In contemporary systems of market-oriented economics and of homogeneous voting of delegates and decisions, policy mixes are usually introduced depending on factors that include popularity in the public (influenced via media and education as well as by cultural identity), contemporary economics (such as what is beneficial or a burden in the long- and near-term within it) and a general state of international competition (often the focus of geopolitics). Broadly, considerations include political competition with other parties and social stability as well as national interests within the framework of global dynamics.[17][additional citation(s) needed]
Policies or policy-elements can be designed and proposed by a multitude of actors or collaborating actor-networks in various ways.[18] Alternative options as well as organisations and decision-makers that would be responsible for enacting these policies – or explaining their rejection – can be identified. "Policy sequencing" is a concept that integrates mixes of existing or hypothetical policies and arranges them in a sequential order. The use of such frameworks may make complex polycentric governance for the achievement of goals such as climate change mitigation and stoppage of deforestation more easily achievable or more effective, fair, efficient, legitimate and rapidly implemented.[19][20][21][22][additional citation(s) needed]
Contemporary ways of policy-making or decision-making may depend on exogenously-driven shocks that "undermine institutionally entrenched policy equilibria" and may not always be functional in terms of sufficiently preventing and solving problems, especially when unpopular policies, regulation of influential entities with vested interests,[22] international coordination and non-reactive strategic long-term thinking and management are needed.[23] In that sense, "reactive sequencing" refers to "the notion that early events in a sequence set in motion a chain of causally linked reactions and counter-reactions which trigger subsequent development".[24] This is a concept separate to policy sequencing in that the latter may require actions from a multitude of parties at different stages for progress of the sequence, rather than an initial "shock", force-exertion or catalysis of chains of events.
In the modern highly interconnected world, polycentric governance has become ever more important – such "requires a complex combination of multiple levels and diverse types of organizations drawn from the public, private, and voluntary sectors that have overlapping realms of responsibility and functional capacities".[25] Key components of policies include command-and-control measures, enabling measures, monitoring, incentives and disincentives.[19]

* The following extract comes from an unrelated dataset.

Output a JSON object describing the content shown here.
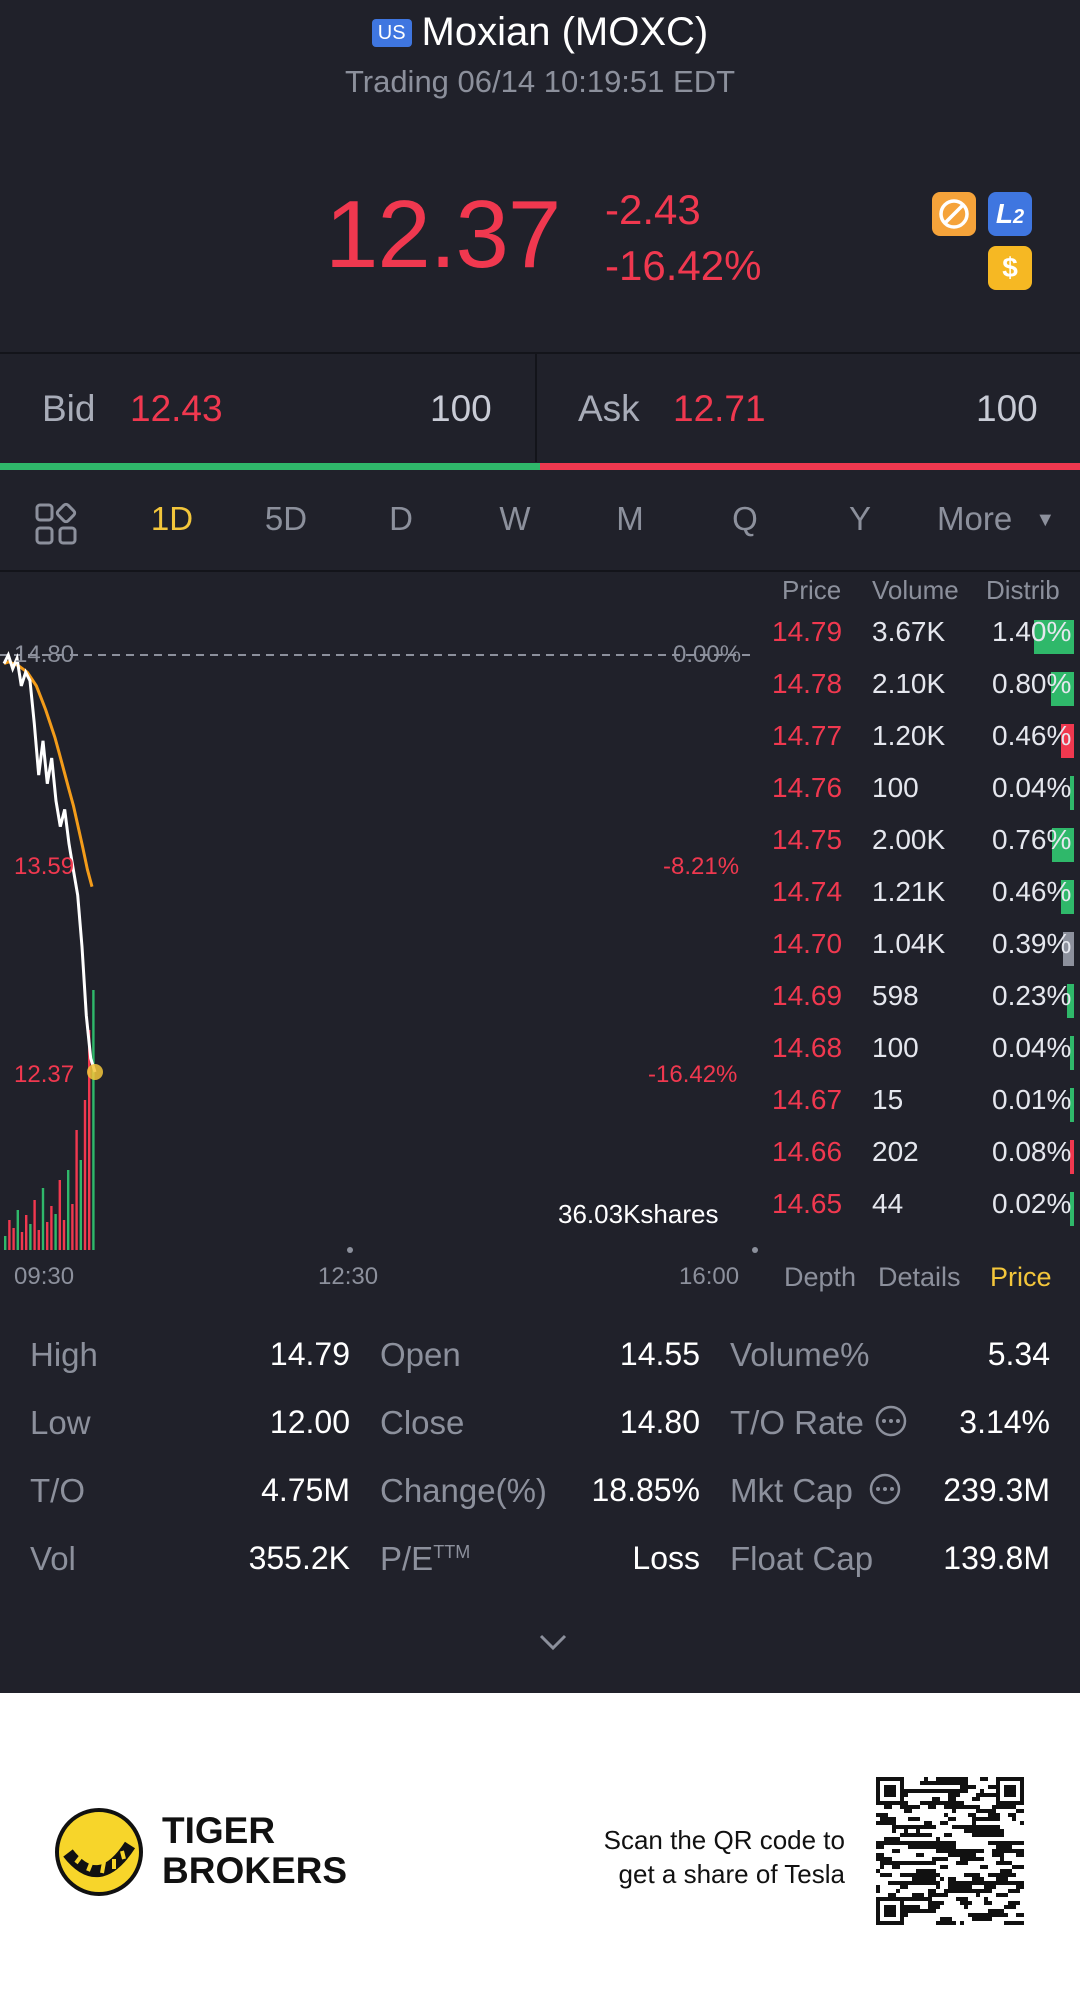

Science-based policy, related to the more narrow concept of evidence-based policy, may have also become more important. A review about worldwide pollution as a major cause of death – where it found little progress, suggests that successful control of conjoined threats such as pollution, climate change, and biodiversity loss requires a global, "formal science–policy interface", e.g. to "inform intervention, influence research, and guide funding".[26] Broadly, science–policy interfaces include both science in policy and science for policy.[27]